Wednesday, July 3, 2013

Art Mystic

A couple of weeks ago I read about an artist whose work, in my view, parallels the mystical experience. Wil S. Hylton writes of one of James Turrell’s creations at the Los Angeles County Museum of Art: 
The room was devoid of boundaries, just an eternity of inky blackness, with the outline of a huge lavender rectangle floating in the distance, and beyond it, the tall plane of green light stretching toward an invisible horizon, where it dissolved into a crimson stripe. … The shapes and contours I saw were made entirely of light. 
It reminded me of the first laser light program I saw in the days before laser light shows became commercial and often tacky. It was truly a work of art on the interior “canvas” of the Los Angeles Planetarium dome, accompanied by music, ranging from classical to jazz. The colors were so intense, I cried.
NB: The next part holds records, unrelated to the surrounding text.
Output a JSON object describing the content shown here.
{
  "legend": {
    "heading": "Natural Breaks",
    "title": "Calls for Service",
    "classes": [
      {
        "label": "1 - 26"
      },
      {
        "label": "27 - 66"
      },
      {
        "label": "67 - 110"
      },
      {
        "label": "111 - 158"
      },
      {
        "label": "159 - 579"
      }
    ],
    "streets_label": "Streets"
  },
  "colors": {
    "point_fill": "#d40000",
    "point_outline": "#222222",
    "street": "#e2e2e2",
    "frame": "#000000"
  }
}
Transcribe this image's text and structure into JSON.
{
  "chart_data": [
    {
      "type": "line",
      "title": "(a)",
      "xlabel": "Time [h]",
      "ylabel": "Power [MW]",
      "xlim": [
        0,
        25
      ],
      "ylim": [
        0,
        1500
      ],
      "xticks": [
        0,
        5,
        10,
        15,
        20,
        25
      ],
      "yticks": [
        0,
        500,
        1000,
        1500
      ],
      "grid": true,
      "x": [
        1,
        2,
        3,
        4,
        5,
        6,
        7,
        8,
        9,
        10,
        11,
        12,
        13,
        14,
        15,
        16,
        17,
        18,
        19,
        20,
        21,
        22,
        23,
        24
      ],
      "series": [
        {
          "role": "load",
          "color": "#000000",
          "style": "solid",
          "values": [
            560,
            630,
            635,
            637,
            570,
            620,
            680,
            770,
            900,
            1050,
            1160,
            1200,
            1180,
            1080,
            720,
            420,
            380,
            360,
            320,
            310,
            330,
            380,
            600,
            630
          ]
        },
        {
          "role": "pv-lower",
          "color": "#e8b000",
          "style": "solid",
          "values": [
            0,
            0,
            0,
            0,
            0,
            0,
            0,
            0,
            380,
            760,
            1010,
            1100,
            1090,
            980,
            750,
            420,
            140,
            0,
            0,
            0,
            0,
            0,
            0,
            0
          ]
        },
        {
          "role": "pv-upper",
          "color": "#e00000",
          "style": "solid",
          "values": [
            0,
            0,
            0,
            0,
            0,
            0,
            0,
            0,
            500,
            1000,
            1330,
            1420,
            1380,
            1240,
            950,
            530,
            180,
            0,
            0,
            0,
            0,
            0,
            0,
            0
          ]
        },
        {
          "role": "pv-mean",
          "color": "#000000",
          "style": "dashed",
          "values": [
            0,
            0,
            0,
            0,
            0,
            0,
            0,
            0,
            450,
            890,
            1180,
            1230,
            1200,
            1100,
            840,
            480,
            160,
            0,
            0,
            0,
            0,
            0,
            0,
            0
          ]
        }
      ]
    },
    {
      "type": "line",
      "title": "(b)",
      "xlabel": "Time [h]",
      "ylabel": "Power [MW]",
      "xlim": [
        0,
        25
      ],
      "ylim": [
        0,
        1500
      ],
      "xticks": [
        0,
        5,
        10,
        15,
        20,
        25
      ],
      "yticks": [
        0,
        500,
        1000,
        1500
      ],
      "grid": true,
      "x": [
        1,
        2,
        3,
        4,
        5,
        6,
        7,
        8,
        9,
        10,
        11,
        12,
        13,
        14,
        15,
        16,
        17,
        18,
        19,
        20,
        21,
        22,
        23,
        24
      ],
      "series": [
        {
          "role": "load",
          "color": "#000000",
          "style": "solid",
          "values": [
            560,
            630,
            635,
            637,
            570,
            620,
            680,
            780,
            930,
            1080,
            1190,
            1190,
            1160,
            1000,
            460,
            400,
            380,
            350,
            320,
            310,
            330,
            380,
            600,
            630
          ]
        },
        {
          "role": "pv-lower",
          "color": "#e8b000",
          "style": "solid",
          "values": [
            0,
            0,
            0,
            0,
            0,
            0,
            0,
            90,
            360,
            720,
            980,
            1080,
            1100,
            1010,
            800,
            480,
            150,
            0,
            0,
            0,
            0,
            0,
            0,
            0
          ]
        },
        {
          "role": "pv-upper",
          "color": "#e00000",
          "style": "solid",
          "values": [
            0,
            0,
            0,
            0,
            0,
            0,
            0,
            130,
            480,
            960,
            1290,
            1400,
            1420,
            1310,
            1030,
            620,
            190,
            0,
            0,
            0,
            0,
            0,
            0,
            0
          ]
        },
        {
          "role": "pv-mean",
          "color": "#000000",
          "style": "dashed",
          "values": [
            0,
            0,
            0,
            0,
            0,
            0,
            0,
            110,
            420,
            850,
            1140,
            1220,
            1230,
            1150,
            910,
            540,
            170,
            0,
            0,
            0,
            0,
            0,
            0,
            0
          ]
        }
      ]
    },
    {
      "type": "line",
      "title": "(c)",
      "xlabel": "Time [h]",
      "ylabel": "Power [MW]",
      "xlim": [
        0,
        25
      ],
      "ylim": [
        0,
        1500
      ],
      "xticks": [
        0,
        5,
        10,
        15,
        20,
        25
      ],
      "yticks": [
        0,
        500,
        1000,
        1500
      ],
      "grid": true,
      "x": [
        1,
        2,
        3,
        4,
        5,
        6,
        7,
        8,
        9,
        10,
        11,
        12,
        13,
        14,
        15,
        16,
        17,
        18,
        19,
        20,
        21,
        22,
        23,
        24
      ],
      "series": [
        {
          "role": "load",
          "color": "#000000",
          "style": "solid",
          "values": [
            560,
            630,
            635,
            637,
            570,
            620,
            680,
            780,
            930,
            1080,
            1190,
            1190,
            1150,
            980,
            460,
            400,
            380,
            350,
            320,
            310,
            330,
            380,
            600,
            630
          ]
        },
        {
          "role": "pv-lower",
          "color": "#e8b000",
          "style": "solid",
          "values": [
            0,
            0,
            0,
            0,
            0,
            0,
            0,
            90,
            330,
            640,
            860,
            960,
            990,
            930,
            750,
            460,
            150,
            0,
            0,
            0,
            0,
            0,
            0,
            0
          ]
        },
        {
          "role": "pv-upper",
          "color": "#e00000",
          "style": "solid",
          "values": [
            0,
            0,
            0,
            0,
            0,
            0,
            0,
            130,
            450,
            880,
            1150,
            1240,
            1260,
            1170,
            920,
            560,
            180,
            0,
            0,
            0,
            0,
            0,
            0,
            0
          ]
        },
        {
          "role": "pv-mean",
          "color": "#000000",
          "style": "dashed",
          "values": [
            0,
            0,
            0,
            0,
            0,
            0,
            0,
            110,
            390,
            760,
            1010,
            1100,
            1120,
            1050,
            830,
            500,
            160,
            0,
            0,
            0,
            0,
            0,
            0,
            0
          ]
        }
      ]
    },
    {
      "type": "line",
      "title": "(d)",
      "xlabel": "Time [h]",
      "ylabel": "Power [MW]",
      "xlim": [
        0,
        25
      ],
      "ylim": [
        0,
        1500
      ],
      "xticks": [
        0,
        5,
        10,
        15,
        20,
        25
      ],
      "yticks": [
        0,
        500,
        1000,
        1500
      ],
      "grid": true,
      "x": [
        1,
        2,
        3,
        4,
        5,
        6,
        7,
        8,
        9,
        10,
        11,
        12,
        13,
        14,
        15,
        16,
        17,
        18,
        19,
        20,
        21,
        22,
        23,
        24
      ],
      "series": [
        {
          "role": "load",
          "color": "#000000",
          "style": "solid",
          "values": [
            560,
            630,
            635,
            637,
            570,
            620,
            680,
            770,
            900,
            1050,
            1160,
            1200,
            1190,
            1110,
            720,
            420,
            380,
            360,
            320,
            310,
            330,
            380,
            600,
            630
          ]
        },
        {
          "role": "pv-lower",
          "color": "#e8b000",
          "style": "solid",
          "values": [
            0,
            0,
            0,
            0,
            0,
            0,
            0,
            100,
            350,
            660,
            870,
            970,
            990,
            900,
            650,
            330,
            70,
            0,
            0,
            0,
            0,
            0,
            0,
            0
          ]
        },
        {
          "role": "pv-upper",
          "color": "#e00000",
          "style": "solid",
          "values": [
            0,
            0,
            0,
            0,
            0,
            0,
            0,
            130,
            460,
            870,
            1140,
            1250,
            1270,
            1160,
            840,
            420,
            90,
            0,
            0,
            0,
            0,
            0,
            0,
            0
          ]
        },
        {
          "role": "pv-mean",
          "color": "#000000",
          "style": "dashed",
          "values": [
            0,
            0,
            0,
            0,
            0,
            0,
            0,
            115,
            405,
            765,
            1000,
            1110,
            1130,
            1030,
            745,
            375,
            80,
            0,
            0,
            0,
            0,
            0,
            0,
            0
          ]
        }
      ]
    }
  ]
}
The only other time I remember crying at the intensity of colors was on a visit to Petra, an ancient and abandoned city in Jordan carved in stone whose mineral composition reveals intense striations of colors. (You will remember its stone temple from the film Indiana Jones and the Last Crusade.) I felt so sorry for one of my trip mates who was too sick to leave the bus, unable to join us being led on donkeys through a very long and winding few-feet-wide passageway between sheer stone cliffs to Petra.

Having that experience, I could understand why Zorba would wire the narrator of Zorba the Greek to come see a beautiful green stone he had discovered. Zorba, based on an actual acquaintance of the author, Nikos Kazantzakis, angers the narrator by his seeming obliviousness to the great famine he and his world are enduring on the eve of even greater disasters to come.

“To hell with beauty!” he writes, “She has no heart and does not care a jot for human suffering.” But then his anger dissipated, and he felt drawn to Zorba’s request: “Some wild bird in me was beating its wings and asking me to go. Yet I did not go. … I listened to the moderating, cold, human voice of logic.” In response, Zorba wrote, “You too could have seen a beautiful green stone at least once in your life, you poor soul, and you didn’t see it,” and the bad choice convinces Zorba there is a hell.

Hylton writes: 
The joke among Turrell’s friends is that, to see his work, you must first become hopelessly lost. … Not everyone enjoys the Turrell experience. It requires a degree of surrender. There is a certain comfort in knowing what is real and where things are; to have that comfort stripped away can be rapturous, or distressing. It can even be dangerous. 
Notably, his work is yet wheelchair accessible.

This could describe a mystical experience—becoming hopelessly lost, surrendering, having comfort and certainty stripped away, rapturous, distressing, dangerous. And yet “wheelchair accessible,” which I suggest as a metaphor for available to all.

As with the mystical experience, “a dense and impenetrable vocabulary to describe his work” is needed, like “thingness of light” and “alpha state of mind.” “Without these terms it would be nearly impossible to discuss his work,” Hylton observes.  So too with mystical experiences, for example: “thin places,” “dark night of the soul,” “interior castle,” “showings,” “mindfulness,” “oneness,” “nirvana,” “kingdom of God,”  “in the Word was life, and the life was the light of all.”